Remember what I said:

The economy drives earnings, which drives the stock market. Hence, the economy leads earnings and the stock market in the long run.

Yesterday I had a question. The economy leads the stock market. But what about earnings? Do corporate earnings lead the stock market in the long run too? This chart from April 30 demonstrated that the stock market peaks AFTER earnings growth has already peaked.

This question is especially pertinent right now.

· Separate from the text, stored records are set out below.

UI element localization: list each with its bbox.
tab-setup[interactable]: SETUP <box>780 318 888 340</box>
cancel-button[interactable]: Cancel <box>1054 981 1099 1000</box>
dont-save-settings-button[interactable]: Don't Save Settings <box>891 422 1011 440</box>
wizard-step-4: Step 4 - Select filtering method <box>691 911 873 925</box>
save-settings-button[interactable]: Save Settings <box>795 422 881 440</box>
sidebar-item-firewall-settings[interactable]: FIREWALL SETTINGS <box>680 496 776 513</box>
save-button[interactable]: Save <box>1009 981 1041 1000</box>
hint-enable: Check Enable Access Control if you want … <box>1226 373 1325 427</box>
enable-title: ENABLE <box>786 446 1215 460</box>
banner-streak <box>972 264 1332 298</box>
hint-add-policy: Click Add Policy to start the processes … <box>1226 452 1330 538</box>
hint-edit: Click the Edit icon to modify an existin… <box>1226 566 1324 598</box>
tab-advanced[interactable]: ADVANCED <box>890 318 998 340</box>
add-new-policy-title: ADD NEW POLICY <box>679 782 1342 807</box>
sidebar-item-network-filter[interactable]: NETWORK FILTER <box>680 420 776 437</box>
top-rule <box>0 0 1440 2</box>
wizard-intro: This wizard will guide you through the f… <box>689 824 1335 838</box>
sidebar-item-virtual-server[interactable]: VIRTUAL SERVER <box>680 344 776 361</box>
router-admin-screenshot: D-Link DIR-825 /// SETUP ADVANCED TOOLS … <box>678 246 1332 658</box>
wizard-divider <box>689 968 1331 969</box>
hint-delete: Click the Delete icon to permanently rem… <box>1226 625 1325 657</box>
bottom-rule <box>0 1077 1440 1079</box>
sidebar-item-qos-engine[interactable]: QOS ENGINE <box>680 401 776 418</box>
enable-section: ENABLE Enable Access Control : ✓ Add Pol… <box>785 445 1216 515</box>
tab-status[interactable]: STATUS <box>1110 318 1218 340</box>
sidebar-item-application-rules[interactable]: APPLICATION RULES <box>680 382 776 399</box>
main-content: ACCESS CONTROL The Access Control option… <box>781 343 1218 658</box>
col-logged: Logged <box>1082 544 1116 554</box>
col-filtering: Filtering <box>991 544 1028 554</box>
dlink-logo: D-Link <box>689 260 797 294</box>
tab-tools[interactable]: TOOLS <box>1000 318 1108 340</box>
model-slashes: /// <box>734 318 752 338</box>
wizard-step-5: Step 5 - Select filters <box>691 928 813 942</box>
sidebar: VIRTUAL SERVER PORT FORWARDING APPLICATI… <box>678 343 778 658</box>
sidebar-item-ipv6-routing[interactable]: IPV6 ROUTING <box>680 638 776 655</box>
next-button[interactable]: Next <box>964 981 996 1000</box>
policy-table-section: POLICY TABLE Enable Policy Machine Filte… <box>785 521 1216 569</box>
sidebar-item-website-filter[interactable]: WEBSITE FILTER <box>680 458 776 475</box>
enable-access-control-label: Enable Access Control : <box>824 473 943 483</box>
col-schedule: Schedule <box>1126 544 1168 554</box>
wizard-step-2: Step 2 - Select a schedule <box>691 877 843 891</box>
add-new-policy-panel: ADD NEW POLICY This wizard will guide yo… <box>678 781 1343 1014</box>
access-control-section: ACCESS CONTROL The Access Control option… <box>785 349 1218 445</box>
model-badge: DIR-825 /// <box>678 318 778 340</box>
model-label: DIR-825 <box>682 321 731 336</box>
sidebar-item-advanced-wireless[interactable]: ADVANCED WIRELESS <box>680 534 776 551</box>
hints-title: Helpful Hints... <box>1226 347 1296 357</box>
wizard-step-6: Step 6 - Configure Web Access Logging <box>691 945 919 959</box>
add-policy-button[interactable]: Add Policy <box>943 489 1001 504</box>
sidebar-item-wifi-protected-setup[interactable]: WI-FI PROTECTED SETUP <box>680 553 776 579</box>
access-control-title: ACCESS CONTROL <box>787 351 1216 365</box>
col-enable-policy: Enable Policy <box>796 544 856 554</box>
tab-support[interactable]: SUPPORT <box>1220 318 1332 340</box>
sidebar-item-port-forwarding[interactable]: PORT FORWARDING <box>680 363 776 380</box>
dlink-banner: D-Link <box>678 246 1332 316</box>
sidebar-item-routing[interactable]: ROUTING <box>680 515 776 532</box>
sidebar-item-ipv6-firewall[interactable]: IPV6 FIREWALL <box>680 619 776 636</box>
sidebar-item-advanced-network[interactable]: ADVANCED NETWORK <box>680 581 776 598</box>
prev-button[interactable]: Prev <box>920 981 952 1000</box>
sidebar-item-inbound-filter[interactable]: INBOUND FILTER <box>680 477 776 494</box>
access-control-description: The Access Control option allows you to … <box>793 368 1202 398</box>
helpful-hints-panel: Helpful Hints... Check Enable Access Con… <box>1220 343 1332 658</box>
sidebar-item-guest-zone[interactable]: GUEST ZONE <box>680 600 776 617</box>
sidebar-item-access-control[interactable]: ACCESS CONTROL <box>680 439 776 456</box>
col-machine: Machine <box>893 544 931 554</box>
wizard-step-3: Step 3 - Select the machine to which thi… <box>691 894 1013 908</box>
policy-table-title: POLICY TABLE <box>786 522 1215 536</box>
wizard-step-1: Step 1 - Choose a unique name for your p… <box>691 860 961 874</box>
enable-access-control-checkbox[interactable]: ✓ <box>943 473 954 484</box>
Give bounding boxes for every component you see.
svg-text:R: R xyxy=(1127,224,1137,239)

The bears are afraid of “peak earnings growth”. They think that the stock market is medium-long term bearish because earnings growth can’t possibly get better (which is true – we’ve probably hit peak earnings growth in this cycle thanks to the Trump tax cut).

But what the chart above clearly demonstrates is that the stock market does not move in sync with earnings GROWTH. Perhaps it moves in sync with earnings. My hypothesis is:

  • The stock market doesn’t move up and down based on whether earnings growth is INCREASING or DECREASING.
  • The stock market moves up and down based on whether earnings (absolute value of earnings, not GROWTH) are increasing or decreasing.
  • See the critical difference here? The first focuses on earnings GROWTH. The second focuses on the absolute value of corporate earnings itself.